Self control: doing the right thing

word of month character

When we apologize quickly and sincerely we can fix many of the mistakes we make due to the lack of self control.  But there is another way that ‘doing the right thing’ comes into play when we talk about self control.  That is by thinking for ourselves even when our friends want us to do something that we don’t think is right.  All of us are going to find ourselves in a position when someone; schoolmate, friend, workmate, boss, is going to ask us to do something that does not feel right to us and then the question is, “Will we use our thinking ability and self control to not give in to peer pressure and do something that we will regret later?” 

The same S.T.E.P. is required for this situation also.  First we need to Stop and not say or do the first thing that comes into our head.  Then we need to THINK about the possible solutions to the situation.  Then we need to EVALUATE all of the possible solutions.  (Is it the right thing to do, will it work, is it safe, is it fair?)  Then we need to PROCEED. 

No matter whether we are an adult or a teen when we proceed in a situation that calls for us to stand up to peer pressure we first must Stand Tall, Look them in the eyes, say NO like we mean it, and why you won’t do it.  Being assertive is the key to success in our quest to demonstrate self control.  This is not being mean, angry or vindictive.  We simply are following our plan to stay in control of our lives – not allowing others to persuade us to do something that we do not believe is the right thing to do. 

We teach this to our children by demonstrating on small scale these attributes.  When we spill something or break something we fix it.  If we hurt someones feelings, we fix it.  When we are asked to be a part of a gossipy conversation we take a stand.  Our expectations for ourselves and our children will be demonstrated on a daily basis so that they see self control in action.  Even in our diet;  what we eat and drink, how much we eat and drink, how and when we exercise, our sleeping habits all are a demonstration of our self control.  Helping our children to see how we do this and the example of others that we can show them is key to them growing up with this quality.

Courage: standing for what it is right

word of month character

One of the hardest times to demonstrate courage is when we need to stand up for what is right or to do the right things when others are choosing to act in a manner that is not fair or not safe.  No matter our age we are all subjected to peer pressure.  Both adults and kids get in situations when there are injustices taking place, either by word or action, and we are confronted with the question if we are going to speak up to friends or leaders in our community.

This is very hard.  Ralph W. Sockman once said; “The test of courage comes when we are in the minority.
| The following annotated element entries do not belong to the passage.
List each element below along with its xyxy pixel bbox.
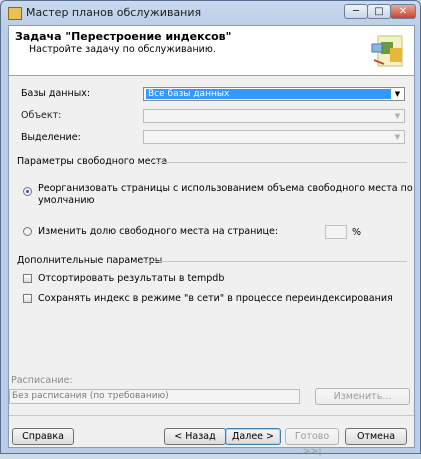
keep-online-label[interactable]: Сохранять индекс в режиме "в сети" в про… bbox=[38, 293, 393, 304]
databases-value: Все базы данных bbox=[146, 89, 391, 99]
help-button[interactable]: Справка bbox=[12, 428, 74, 445]
schedule-field: Без расписания (по требованию) bbox=[9, 389, 300, 404]
keep-online-checkbox[interactable] bbox=[23, 294, 32, 303]
object-dropdown[interactable]: ▼ bbox=[143, 109, 405, 123]
wizard-header: Задача "Перестроение индексов" Настройте… bbox=[9, 26, 414, 76]
maximize-button[interactable]: □ bbox=[367, 4, 391, 19]
finish-button[interactable]: Готово >>| bbox=[285, 428, 339, 457]
selection-label: Выделение: bbox=[21, 132, 81, 143]
selection-dropdown[interactable]: ▼ bbox=[143, 130, 405, 144]
change-fill-factor-radio[interactable] bbox=[23, 227, 32, 236]
object-label: Объект: bbox=[21, 110, 62, 121]
reorganize-default-radio[interactable] bbox=[23, 187, 32, 196]
reorganize-default-label-line1[interactable]: Реорганизовать страницы с использованием… bbox=[38, 183, 413, 194]
schedule-label: Расписание: bbox=[11, 375, 73, 386]
sort-tempdb-checkbox[interactable] bbox=[23, 274, 32, 283]
window-title: Мастер планов обслуживания bbox=[26, 6, 202, 19]
reorganize-default-label-line2[interactable]: умолчанию bbox=[38, 195, 95, 206]
chevron-down-icon[interactable]: ▼ bbox=[392, 89, 403, 99]
chevron-down-icon: ▼ bbox=[394, 112, 401, 120]
change-schedule-button[interactable]: Изменить... bbox=[315, 388, 410, 405]
wizard-window: Мастер планов обслуживания ─ □ ✕ Задача … bbox=[0, 0, 421, 457]
page-title: Задача "Перестроение индексов" bbox=[15, 30, 232, 43]
free-space-group-title: Параметры свободного места bbox=[17, 156, 168, 167]
group-divider bbox=[141, 261, 407, 262]
minimize-button[interactable]: ─ bbox=[344, 4, 368, 19]
group-divider bbox=[151, 162, 407, 163]
page-subtitle: Настройте задачу по обслуживанию. bbox=[29, 44, 216, 55]
app-icon bbox=[8, 7, 22, 20]
wizard-graphic-icon bbox=[371, 35, 403, 67]
chevron-down-icon: ▼ bbox=[394, 133, 401, 141]
percent-unit: % bbox=[352, 227, 362, 238]
button-separator bbox=[9, 415, 414, 416]
change-fill-factor-label[interactable]: Изменить долю свободного места на страни… bbox=[38, 226, 278, 237]
databases-label: Базы данных: bbox=[21, 88, 91, 99]
databases-dropdown[interactable]: Все базы данных ▼ bbox=[143, 87, 405, 101]
fill-percent-input[interactable] bbox=[325, 225, 347, 239]
back-button[interactable]: < Назад bbox=[164, 428, 226, 445]
title-bar[interactable]: Мастер планов обслуживания ─ □ ✕ bbox=[1, 1, 420, 25]
close-button[interactable]: ✕ bbox=[390, 4, 416, 19]
sort-tempdb-label[interactable]: Отсортировать результаты в tempdb bbox=[38, 273, 224, 284]
cancel-button[interactable]: Отмена bbox=[345, 428, 407, 445]
wizard-client: Задача "Перестроение индексов" Настройте… bbox=[8, 25, 415, 457]
next-button[interactable]: Далее > bbox=[225, 428, 281, 445]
The test of tolerance comes when we are in the majority.”   It takes courage to speak up, but that is what leaders do.  Leaders lead the way and do what’s right even when it is hard to do.  They do what is right because it is the right thing to do, and not based on what others will think or do. 

How we develop the ability to do this is by making decisions based on internal values and not external values or influences.  It is not that we do not care what others think, we must have empathy for the feelings of others, but we have core values and a conscious that helps direct us into doing the right thing no matter the opinion or influences of others.  I have not spent anytime on the subject of teaching our children how to think for themselves, but I will put that on my list of things to write about,  but in very simple terms as  parents we must first and most importantly demonstrate that for our children.  If they see that we are influenced by what our peers have, say and do – they will act and react in the same manner, even in things that we thought that we taught them better in. 

How do we know though if an issue is to big for us to handle by ourselves?  If we are a child and we see something taking place that we know is not correct, good, safe, and fair to someone else and we do not know what to say or do – it is time to ask for the assistance of an adult.  If we are an adult and we do not know how to handle a situation or if it bigger than we are prepared for, it is OK to ask for help and advice.  That is what leaders do.  Great leaders always know when to ask for help.

Asking for help if we are not able to right a wrong is so much better than seeing an injustice and ignoring it, choosing not to be involved.  Being involved is what citizenship in our community is all about.